When you run the last set up of your cerbot-letsencrypt process, the error occurred like:
#OUTPUT An unexpected error occurred: AttributeError: module 'lib' has no attribute 'X509_get_notAfter' Please see the logfiles in /var/log/letsencrypt for more details.
It caused by the current version of python and pyOpenSSL mainly for that the system does not correspond, and with the version of cerbot, cryptography.

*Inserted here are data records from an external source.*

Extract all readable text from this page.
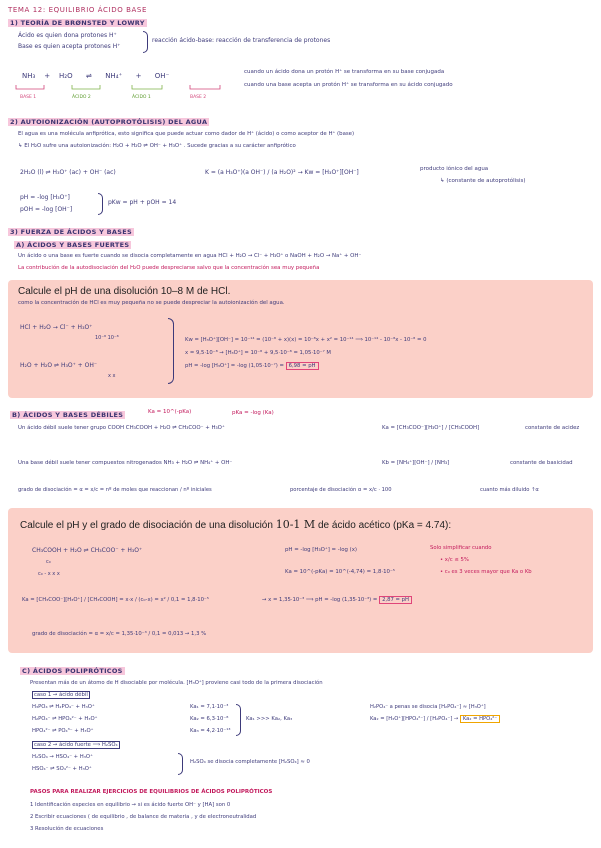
TEMA 12: EQUILIBRIO ÁCIDO BASE
1) TEORÍA DE BRØNSTED Y LOWRY
Ácido es quien dona protones H⁺
Base es quien acepta protones H⁺
reacción ácido-base: reacción de transferencia de protones
NH₃ + H₂O ⇌ NH₄⁺ + OH⁻
BASE 1	ÁCIDO 2	ÁCIDO 1	BASE 2
cuando un ácido dona un protón H⁺ se transforma en su base conjugada
cuando una base acepta un protón H⁺ se transforma en su ácido conjugado
2) AUTOIONIZACIÓN (AUTOPROTÓLISIS) DEL AGUA
El agua es una molécula anfiprótica, esto significa que puede actuar como dador de H⁺ (ácido) o como aceptor de H⁺ (base)
↳ El H₂O sufre una autoionización: H₂O + H₂O ⇌ OH⁻ + H₃O⁺ . Sucede gracias a su carácter anfiprótico
2H₂O (l) ⇌ H₃O⁺ (ac) + OH⁻ (ac)	K = (a H₃O⁺)(a OH⁻) / (a H₂O)² → Kw = [H₃O⁺][OH⁻]	producto iónico del agua
↳ (constante de autoprotólisis)
pH = -log [H₃O⁺]
pOH = -log [OH⁻]
pKw = pH + pOH = 14
3) FUERZA DE ÁCIDOS Y BASES
A) ÁCIDOS Y BASES FUERTES
Un ácido o una base es fuerte cuando se disocia completamente en agua HCl + H₂O → Cl⁻ + H₃O⁺ o NaOH + H₂O → Na⁺ + OH⁻
La contribución de la autodisociación del H₂O puede despreciarse salvo que la concentración sea muy pequeña
Calcule el pH de una disolución 10–8 M de HCl.
como la concentración de HCl es muy pequeña no se puede despreciar la autoionización del agua.
HCl + H₂O → Cl⁻ + H₃O⁺
10⁻⁸ 10⁻⁸
H₂O + H₂O ⇌ H₃O⁺ + OH⁻
x x
Kw = [H₃O⁺][OH⁻] = 10⁻¹⁴ = (10⁻⁸ + x)(x) = 10⁻⁸x + x² = 10⁻¹⁴ ⟹ 10⁻¹⁴ - 10⁻⁸x - 10⁻⁸ = 0
x = 9,5·10⁻⁸ → [H₃O⁺] = 10⁻⁸ + 9,5·10⁻⁸ = 1,05·10⁻⁷ M
pH = -log [H₃O⁺] = -log (1,05·10⁻⁷) = 6,98 = pH
B) ÁCIDOS Y BASES DÉBILES	Ka = 10^(-pKa)	pKa = -log (Ka)
Un ácido débil suele tener grupo COOH CH₃COOH + H₂O ⇌ CH₃COO⁻ + H₃O⁺	Ka = [CH₃COO⁻][H₃O⁺] / [CH₃COOH]	constante de acidez
Una base débil suele tener compuestos nitrogenados NH₃ + H₂O ⇌ NH₄⁺ + OH⁻	Kb = [NH₄⁺][OH⁻] / [NH₃]	constante de basicidad
grado de disociación = α = x/c = nº de moles que reaccionan / nº iniciales	porcentaje de disociación α = x/c · 100	cuanto más diluido ↑α
Calcule el pH y el grado de disociación de una disolución 10-1 M de ácido acético (pKa = 4.74):
CH₃COOH + H₂O ⇌ CH₃COO⁻ + H₃O⁺
c₀
c₀ - x x x
pH = -log [H₃O⁺] = -log (x)
Ka = 10^(-pKa) = 10^(-4,74) = 1,8·10⁻⁵
Solo simplificar cuando
• x/c ≤ 5%
• c₀ es 3 veces mayor que Ka o Kb
Ka = [CH₃COO⁻][H₃O⁺] / [CH₃COOH] = x·x / (c₀-x) = x² / 0,1 = 1,8·10⁻⁵	→ x = 1,35·10⁻³ ⟹ pH = -log (1,35·10⁻³) = 2,87 = pH
grado de disociación = α = x/c = 1,35·10⁻³ / 0,1 = 0,013 → 1,3 %
C) ÁCIDOS POLIPRÓTICOS
Presentan más de un átomo de H disociable por molécula. [H₃O⁺] proviene casi todo de la primera disociación
caso 1 → ácido débil
H₃PO₄ ⇌ H₂PO₄⁻ + H₃O⁺	Ka₁ = 7,1·10⁻³
H₂PO₄⁻ ⇌ HPO₄²⁻ + H₃O⁺	Ka₂ = 6,3·10⁻⁸
HPO₄²⁻ ⇌ PO₄³⁻ + H₃O⁺	Ka₃ = 4,2·10⁻¹³
Ka₁ >>> Ka₂, Ka₃
H₂PO₄⁻ a penas se disocia [H₂PO₄⁻] ≈ [H₃O⁺]
Ka₂ = [H₃O⁺][HPO₄²⁻] / [H₂PO₄⁻] → Ka₂ = HPO₄²⁻
caso 2 → ácido fuerte ⟹ H₂SO₄
H₂SO₄ → HSO₄⁻ + H₃O⁺
HSO₄⁻ ⇌ SO₄²⁻ + H₃O⁺
H₂SO₄ se disocia completamente [H₂SO₄] ≈ 0
PASOS PARA REALIZAR EJERCICIOS DE EQUILIBRIOS DE ÁCIDOS POLIPRÓTICOS
1 Identificación especies en equilibrio → si es ácido fuerte OH⁻ y [HA] son 0
2 Escribir ecuaciones ( de equilibrio , de balance de materia , y de electroneutralidad
3 Resolución de ecuaciones
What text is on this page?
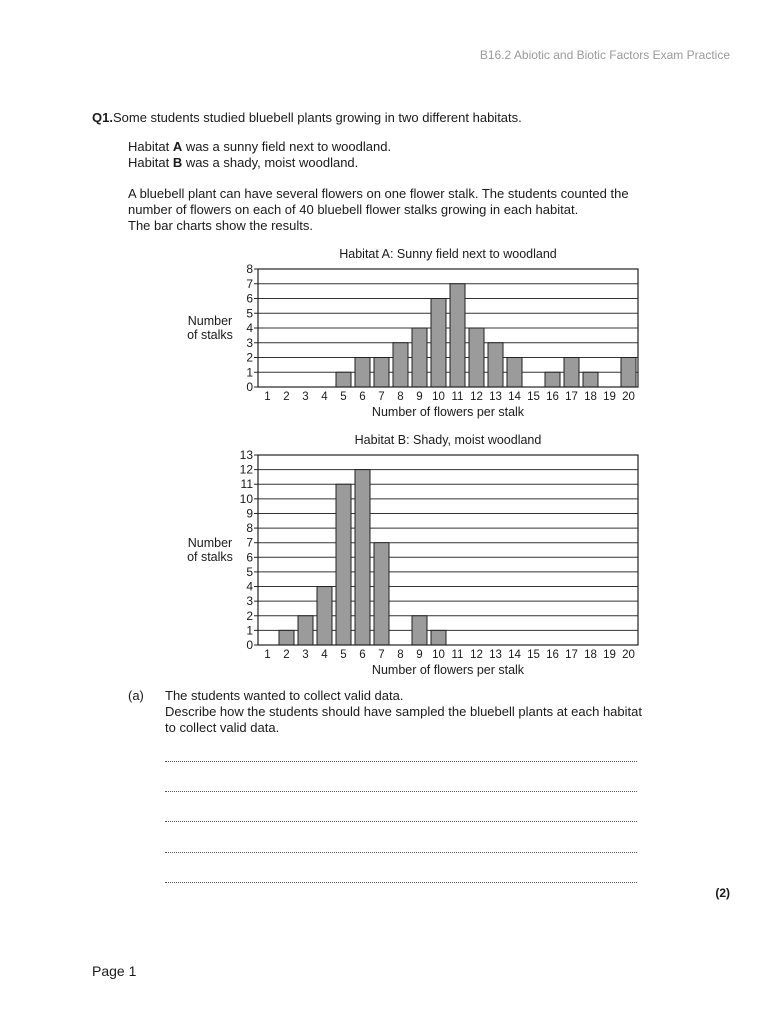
B16.2 Abiotic and Biotic Factors Exam Practice
Q1.Some students studied bluebell plants growing in two different habitats.
Habitat A was a sunny field next to woodland.
Habitat B was a shady, moist woodland.
A bluebell plant can have several flowers on one flower stalk. The students counted the
number of flowers on each of 40 bluebell flower stalks growing in each habitat.
The bar charts show the results.
Habitat A: Sunny field next to woodland
0
1
2
3
4
5
6
7
8
1 2 3 4 5 6 7 8 9 10 11 12 13 14 15 16 17 18 19 20
Number
of stalks
Number of flowers per stalk
Habitat B: Shady, moist woodland
0
1
2
3
4
5
6
7
8
9
10
11
12
13
1 2 3 4 5 6 7 8 9 10 11 12 13 14 15 16 17 18 19 20
Number
of stalks
Number of flowers per stalk
(a) The students wanted to collect valid data.
Describe how the students should have sampled the bluebell plants at each habitat
to collect valid data.
(2)
Page 1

Someone suggest to run the commands below:
pip uninstall pyOpenSSL pip install pyOpenSSL
apt remove python3-openssl -y apt autoremove
Made sure that/usr/local/lib/python3.5/dist-packages/OpenSSL/SSL.py was removed.
apt install python3-openssl -y
BUT these above still do not work with my case. Finaly I found a very naive solution:
sudo python -m easy_install --upgrade pyOpenSSL
pyopenssl with pip was not working as none of the commands related to to pip was working for me. By upgrading
easy_install, above problem can be solved.